Desjardins n'exclut pas d'autres abolitions de postes

Publié le 06/02/2017 à 15:52

Desjardins n'exclut pas d'autres abolitions de postes

Publié le 06/02/2017 à 15:52

Par Stéphane Rolland

Photo: Charles Desgroseilliers

Desjardins n’exclut pas de licencier des employés pour s’adapter aux changements de l’industrie bancaire, mais les quelque 5000 employés qui prennent leur retraite chaque année lui donne «beaucoup de marge de manoeuvre» pour réduire ses coûts par attrition avant de considérer cette avenue, a dit Guy Cormier, PDG du Mouvement Desjardins, en entrevue avec Les Affaires lundi, en marge d’un colloque organisé par l’organisme Place aux jeunes en région (PAJR) dans le cadre de la Semaine des régions.

«Nous avons des occasions d’être plus performants dans certains secteurs, si ces occasions amènent la nécessité de réduire nos effectifs, on va prendre le temps de les regarder», répond-il. Par année, on parle de 4000 à 5000 départs à la retraite. Pour nous, c’est une chance. Avant de faire des mises à pied, nous allons nous demander si on doit remplacer ces départs à la retraite.»

Le Mouvement Desjardins cherche des avenues pour réduire ses coûts. L'effort doit être réalisé dans les six premiers mois de l’année. Cette démarche est toutefois un processus continu pour «toute entreprise gérée rigoureusement», nuance M. Cormier.

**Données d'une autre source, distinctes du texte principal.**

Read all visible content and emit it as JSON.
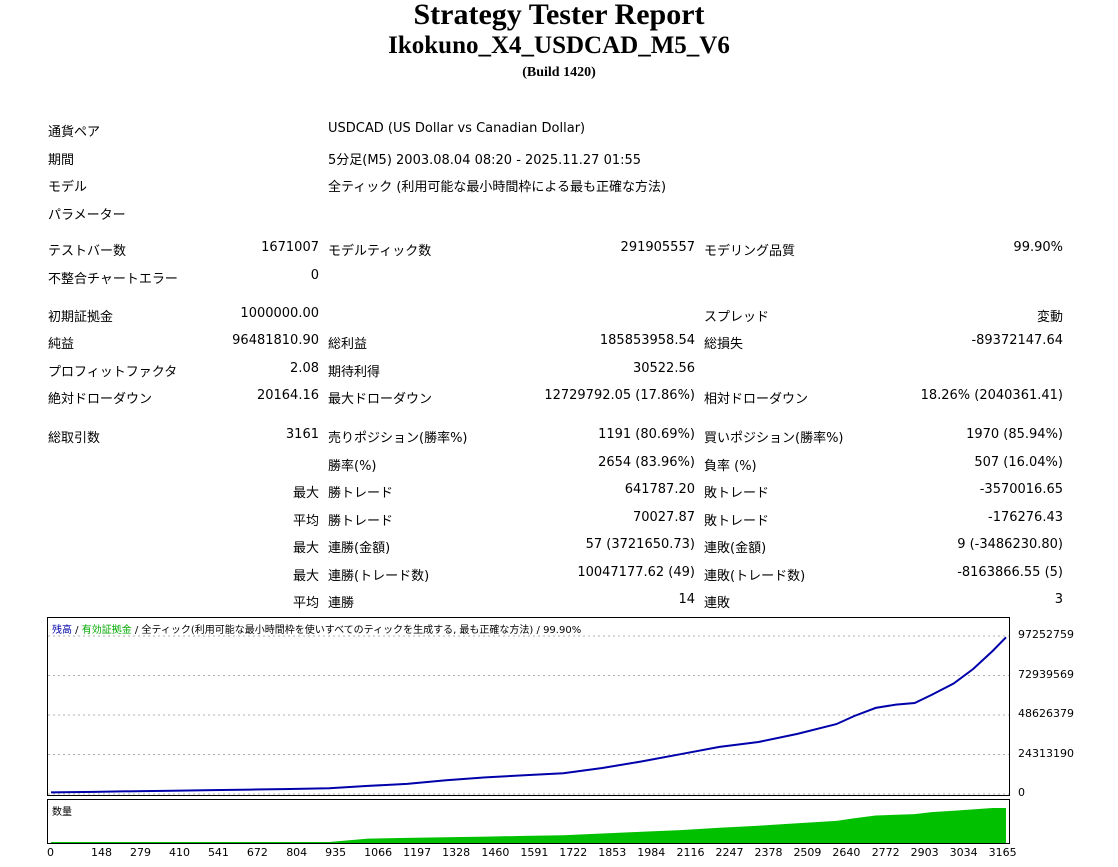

Desjardins a déjà procédé à une centaine d’abolitions de postes de direction l’été dernier. Ces licenciements sont modestes par rapport aux 300 postes abolis par la Banque Laurentienne et les 600 emplois à la Banque Nationale annoncés l’automne dernier. Le Mouvement Desjardins compte 40000 employés.

Guy Cormier, pdg du Mouvement Desjardins. Photo: Normand Huberdeau

Ces abolitions de postes s’expliquent entre autres par la migration de la clientèle vers les transactions en ligne, explique M. Cormier. Les succursales sont moins achalandées que par le passé. Desjardins ne fait que s’adapter aux besoins de ses clients et de ses membres, explique-t-il. «La réalité, c’est que près de 90% des transactions sont faites sur un téléphone mobile, sur un guichet automatique ou sur Internet.»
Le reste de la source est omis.